Prosecutor Alexandra Rothman told the court in her opening statement: “From the inside these two men turned an investment business into a crime business, all because the defendant Bill Hwang wanted to become a legend on Wall Street…”
Hwang’s defense argued, meanwhile, that he was merely a committed investor who backed companies like ViacomCBS and Discovery.
One of his lawyers, Barry Berke, told the court Monday: “Mr. Hwang . . . most certainly put his money where his mouth is.”
On Tuesday, testimony was heard from UBS risk manager Bryan Fairbanks, who revealed that UBS was startled to discover Archegos’ main investments were in less liquid firms like Viacom, Discovery, and Tencent Holdings, contrary to earlier assurances of stable tech holdings like Apple and Google, according to Bloomberg.
This revelation made UBS anticipate significant losses, he said. Concerns grew as UBS felt Archegos prioritized other banks during portfolio liquidation to meet margin calls.
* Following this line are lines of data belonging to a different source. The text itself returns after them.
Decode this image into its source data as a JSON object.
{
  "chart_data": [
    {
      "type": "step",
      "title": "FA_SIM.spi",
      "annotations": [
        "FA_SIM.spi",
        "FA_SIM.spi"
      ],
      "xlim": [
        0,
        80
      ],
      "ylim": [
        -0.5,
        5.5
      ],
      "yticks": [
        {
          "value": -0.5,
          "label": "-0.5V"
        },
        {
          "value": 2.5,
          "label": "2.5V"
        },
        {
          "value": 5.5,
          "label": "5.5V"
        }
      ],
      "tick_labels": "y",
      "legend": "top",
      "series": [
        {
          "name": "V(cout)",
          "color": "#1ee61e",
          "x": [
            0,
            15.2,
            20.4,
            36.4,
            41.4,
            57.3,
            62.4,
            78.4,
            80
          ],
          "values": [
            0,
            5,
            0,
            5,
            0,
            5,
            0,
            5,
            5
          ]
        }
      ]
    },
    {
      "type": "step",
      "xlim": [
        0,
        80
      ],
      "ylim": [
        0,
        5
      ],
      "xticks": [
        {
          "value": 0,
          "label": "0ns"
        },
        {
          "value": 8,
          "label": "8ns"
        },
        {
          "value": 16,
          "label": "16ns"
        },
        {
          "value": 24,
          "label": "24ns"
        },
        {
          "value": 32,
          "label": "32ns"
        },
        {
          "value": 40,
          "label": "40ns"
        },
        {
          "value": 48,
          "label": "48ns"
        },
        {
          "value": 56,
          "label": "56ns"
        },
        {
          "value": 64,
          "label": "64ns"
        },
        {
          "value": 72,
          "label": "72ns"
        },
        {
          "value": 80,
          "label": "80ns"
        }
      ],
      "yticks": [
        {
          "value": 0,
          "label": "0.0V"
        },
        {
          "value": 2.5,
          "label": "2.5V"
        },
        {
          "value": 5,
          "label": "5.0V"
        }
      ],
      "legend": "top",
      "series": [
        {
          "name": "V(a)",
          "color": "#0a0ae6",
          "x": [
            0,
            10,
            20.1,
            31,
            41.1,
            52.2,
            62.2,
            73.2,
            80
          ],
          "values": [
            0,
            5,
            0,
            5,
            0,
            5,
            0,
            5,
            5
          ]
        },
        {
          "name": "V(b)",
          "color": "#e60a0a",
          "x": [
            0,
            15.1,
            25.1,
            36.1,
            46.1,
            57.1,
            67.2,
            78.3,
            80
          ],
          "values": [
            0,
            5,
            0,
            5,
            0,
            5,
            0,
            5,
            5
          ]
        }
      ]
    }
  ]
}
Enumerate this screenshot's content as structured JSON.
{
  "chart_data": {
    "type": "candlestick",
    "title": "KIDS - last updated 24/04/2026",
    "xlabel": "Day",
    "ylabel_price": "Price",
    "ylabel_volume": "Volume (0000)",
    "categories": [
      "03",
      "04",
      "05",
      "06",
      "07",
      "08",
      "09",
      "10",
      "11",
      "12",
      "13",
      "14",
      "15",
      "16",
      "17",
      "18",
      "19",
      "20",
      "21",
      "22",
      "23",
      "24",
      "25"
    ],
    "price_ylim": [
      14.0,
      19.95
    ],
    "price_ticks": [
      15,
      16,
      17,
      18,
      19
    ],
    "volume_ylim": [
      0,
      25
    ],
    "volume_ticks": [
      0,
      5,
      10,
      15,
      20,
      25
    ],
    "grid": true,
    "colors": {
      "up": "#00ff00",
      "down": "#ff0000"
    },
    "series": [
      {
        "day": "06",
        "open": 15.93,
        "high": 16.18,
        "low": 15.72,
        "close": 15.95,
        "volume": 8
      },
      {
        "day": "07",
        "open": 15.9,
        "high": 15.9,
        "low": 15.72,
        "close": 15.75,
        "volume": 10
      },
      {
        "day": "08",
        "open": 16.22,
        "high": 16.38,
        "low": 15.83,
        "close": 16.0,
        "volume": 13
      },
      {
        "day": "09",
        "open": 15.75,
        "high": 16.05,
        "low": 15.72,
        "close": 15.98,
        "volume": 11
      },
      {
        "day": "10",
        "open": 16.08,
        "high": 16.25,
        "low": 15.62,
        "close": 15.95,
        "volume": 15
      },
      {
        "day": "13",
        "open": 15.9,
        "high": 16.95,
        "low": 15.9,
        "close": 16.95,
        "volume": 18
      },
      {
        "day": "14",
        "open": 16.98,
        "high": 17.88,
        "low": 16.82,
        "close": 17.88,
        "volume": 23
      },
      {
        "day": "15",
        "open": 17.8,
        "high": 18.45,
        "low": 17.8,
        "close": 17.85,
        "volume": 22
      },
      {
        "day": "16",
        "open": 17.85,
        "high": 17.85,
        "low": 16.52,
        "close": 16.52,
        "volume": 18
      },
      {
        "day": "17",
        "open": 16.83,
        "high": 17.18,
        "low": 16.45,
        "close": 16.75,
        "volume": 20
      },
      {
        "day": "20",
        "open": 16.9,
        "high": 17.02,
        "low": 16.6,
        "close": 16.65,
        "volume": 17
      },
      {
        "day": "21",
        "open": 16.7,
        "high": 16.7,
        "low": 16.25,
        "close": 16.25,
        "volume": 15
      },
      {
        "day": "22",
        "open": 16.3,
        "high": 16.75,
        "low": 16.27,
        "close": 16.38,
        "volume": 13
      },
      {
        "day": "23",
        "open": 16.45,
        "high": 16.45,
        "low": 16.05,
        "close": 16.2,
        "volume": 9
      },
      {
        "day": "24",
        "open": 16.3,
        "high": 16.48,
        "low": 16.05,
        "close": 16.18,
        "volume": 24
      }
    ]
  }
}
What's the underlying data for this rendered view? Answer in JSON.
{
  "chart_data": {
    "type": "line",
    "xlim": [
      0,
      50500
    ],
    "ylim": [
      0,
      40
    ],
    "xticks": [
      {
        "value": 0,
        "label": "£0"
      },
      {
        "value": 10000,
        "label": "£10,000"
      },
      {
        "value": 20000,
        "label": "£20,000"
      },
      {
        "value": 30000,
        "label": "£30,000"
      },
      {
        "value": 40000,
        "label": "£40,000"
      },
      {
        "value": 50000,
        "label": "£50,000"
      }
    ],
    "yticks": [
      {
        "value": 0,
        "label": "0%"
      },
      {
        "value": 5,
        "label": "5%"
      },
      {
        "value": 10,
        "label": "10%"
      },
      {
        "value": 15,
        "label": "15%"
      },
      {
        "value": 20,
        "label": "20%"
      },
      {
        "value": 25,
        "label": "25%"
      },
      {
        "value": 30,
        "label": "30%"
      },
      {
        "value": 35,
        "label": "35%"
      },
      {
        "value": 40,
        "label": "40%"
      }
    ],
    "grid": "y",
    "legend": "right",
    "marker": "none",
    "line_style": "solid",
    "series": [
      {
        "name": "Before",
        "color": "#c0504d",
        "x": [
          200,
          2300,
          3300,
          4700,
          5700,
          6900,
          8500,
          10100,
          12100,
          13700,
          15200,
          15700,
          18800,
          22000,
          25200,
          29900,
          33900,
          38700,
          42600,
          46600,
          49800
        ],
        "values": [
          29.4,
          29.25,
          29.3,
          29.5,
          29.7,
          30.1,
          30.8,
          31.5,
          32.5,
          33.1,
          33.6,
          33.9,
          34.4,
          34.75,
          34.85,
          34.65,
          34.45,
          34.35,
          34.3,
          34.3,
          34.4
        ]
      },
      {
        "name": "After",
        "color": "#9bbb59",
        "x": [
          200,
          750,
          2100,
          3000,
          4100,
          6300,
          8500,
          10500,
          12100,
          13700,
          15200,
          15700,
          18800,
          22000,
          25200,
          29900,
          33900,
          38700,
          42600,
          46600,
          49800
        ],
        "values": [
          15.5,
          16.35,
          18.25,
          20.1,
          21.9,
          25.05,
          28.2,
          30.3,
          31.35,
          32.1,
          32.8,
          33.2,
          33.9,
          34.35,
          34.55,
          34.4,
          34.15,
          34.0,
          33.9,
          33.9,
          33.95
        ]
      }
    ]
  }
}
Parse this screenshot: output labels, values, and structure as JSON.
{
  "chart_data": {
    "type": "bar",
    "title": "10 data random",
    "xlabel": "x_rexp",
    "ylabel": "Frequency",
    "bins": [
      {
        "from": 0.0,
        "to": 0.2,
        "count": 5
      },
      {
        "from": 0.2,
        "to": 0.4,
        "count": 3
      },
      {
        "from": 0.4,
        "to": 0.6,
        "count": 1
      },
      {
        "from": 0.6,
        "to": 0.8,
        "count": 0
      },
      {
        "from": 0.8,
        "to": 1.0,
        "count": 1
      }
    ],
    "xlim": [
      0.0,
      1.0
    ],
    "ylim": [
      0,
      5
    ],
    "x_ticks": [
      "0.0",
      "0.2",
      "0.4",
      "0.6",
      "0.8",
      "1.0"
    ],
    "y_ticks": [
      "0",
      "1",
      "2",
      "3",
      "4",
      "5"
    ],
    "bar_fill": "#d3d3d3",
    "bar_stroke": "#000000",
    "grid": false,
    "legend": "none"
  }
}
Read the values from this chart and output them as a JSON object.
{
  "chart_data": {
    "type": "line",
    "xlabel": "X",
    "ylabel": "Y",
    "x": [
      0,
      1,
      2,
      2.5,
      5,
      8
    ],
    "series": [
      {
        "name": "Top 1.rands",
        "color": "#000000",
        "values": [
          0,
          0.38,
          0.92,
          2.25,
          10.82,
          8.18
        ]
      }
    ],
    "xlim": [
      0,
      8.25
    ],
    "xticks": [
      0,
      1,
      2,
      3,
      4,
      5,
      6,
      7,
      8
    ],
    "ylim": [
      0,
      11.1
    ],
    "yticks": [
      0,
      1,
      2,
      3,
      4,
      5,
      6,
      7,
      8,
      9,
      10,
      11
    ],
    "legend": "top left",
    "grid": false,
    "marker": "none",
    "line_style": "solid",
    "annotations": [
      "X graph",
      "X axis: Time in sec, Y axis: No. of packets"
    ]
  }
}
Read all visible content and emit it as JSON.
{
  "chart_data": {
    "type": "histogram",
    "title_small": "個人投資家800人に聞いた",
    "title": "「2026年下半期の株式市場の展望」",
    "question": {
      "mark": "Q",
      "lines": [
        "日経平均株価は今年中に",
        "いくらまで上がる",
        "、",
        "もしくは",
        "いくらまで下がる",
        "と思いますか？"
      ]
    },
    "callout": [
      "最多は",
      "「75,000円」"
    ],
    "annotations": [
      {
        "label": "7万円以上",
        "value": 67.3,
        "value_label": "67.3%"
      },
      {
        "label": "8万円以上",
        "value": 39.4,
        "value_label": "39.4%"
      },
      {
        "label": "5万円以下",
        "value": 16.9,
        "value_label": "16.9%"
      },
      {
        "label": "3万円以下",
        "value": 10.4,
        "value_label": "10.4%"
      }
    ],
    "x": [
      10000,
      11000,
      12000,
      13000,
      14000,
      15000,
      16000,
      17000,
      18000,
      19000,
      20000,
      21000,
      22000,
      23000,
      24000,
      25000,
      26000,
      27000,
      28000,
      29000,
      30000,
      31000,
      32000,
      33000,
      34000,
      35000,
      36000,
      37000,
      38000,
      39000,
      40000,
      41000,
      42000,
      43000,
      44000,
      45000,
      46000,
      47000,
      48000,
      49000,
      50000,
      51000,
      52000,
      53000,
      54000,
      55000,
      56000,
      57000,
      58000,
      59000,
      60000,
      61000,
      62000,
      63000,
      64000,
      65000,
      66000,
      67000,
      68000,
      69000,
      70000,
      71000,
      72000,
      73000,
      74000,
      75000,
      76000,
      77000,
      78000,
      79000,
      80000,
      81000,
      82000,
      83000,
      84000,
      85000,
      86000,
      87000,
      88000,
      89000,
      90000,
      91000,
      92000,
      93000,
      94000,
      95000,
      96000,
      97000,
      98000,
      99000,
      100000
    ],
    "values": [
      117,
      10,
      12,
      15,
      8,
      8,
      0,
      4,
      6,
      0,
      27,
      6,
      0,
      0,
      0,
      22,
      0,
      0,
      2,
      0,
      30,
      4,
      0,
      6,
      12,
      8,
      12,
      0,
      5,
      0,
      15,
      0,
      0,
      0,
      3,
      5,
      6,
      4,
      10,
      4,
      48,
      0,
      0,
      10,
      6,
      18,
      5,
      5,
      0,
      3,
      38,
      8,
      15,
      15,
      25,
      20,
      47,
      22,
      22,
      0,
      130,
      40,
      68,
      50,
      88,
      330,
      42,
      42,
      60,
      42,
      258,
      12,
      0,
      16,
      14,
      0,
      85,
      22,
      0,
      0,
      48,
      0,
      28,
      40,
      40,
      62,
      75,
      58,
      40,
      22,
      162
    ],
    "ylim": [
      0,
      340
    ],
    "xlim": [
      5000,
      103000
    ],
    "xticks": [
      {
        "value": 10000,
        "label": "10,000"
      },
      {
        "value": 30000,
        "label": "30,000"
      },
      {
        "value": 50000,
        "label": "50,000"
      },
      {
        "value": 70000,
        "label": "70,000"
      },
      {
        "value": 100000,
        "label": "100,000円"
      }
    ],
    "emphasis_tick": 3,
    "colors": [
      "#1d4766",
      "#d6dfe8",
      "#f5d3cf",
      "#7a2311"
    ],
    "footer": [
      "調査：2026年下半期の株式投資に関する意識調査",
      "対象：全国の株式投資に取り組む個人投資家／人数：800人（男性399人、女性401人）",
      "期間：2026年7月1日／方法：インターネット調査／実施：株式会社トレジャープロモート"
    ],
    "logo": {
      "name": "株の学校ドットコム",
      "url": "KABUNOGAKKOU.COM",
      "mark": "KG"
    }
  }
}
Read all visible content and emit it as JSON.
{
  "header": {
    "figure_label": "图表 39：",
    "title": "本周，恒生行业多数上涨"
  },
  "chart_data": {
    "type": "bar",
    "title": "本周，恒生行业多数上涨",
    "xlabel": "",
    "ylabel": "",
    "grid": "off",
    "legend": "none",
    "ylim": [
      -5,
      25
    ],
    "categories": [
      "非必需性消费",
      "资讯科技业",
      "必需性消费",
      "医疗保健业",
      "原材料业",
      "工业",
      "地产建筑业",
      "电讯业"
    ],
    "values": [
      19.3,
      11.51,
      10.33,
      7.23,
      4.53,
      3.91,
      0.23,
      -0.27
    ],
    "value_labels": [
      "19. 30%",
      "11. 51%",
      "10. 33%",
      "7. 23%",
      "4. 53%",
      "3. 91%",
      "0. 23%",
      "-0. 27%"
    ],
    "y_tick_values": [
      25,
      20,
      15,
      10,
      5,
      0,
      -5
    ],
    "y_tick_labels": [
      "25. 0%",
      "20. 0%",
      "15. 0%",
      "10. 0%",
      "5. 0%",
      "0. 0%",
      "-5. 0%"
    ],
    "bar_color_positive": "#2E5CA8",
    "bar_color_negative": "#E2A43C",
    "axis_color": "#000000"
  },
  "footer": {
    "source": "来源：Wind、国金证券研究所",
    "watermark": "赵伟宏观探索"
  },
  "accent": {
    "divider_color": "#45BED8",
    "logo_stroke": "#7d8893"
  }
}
On a crucial call on March 25, Hwang unsuccessfully tried to reassure his major prime brokers by claiming he could stabilize Archegos’ positions quickly, despite alarming loss figures.
“They weren’t trying to do anything to meet the margin call,” Fairbanks wrote in an email on March 25.
Meanwhile, Hwang’s defense highlighted UBS’s financial motives and attempted to expose potential biases in testimony, suggesting that UBS overlooked risks due to lucrative fees from Archegos.
The charges in Hwang’s trial come from the 2021 collapse of the $36 billion dollar Archegos and Reuters has said that testimony could last up to 8 weeks. Prosecutors have said that Archegos’ collapse led to $100 billion in shareholder losses at companies he held.
The trial is set to shed a light on how major Wall Street players accommodated, and potentially turned a blind eye, to risky tactics from a wealthy client. Hwang is being accused of using total return swaps to take massive positions in companies without holding their underlying stock.
As Reuters notes, the company faced crippling margin calls in March 2021 due to falling stock prices. This, in turn, led to significant losses for Archegos and its lenders, including Credit Suisse and Nomura Holdings.
Archegos founder Bill Hwang and CFO Patrick Halligan, charged with racketeering conspiracy and multiple counts of fraud and market manipulation, have pleaded not guilty.
They contest the prosecutors’ claims of market manipulation, which some legal experts view as a challenging case for the government. The trial is expected to feature testimony from Archegos’s guilty-pleading head trader and Chief Risk Officer, alongside potential appearances from bank executives.
Hwang was arrested in April 2022 and charged with racketeering conspiracy, securities fraud and wire fraud in connection with a scheme to manipulate the share prices of public companies in order to boost profits. He was then released on $100 million bail.
According to the 40-page indictment, Hwang engaged in a “fraudulent scheme” that included “interlocking deceptive acts and misconduct, through false and misleading statements to security-based swap (“SBS”) counterparties and prime brokers and manipulative trading designed to artificially move the market, which, in tandem, increased Archegos’s assets under management from around $4 billion to over $36 billion in just under six months.”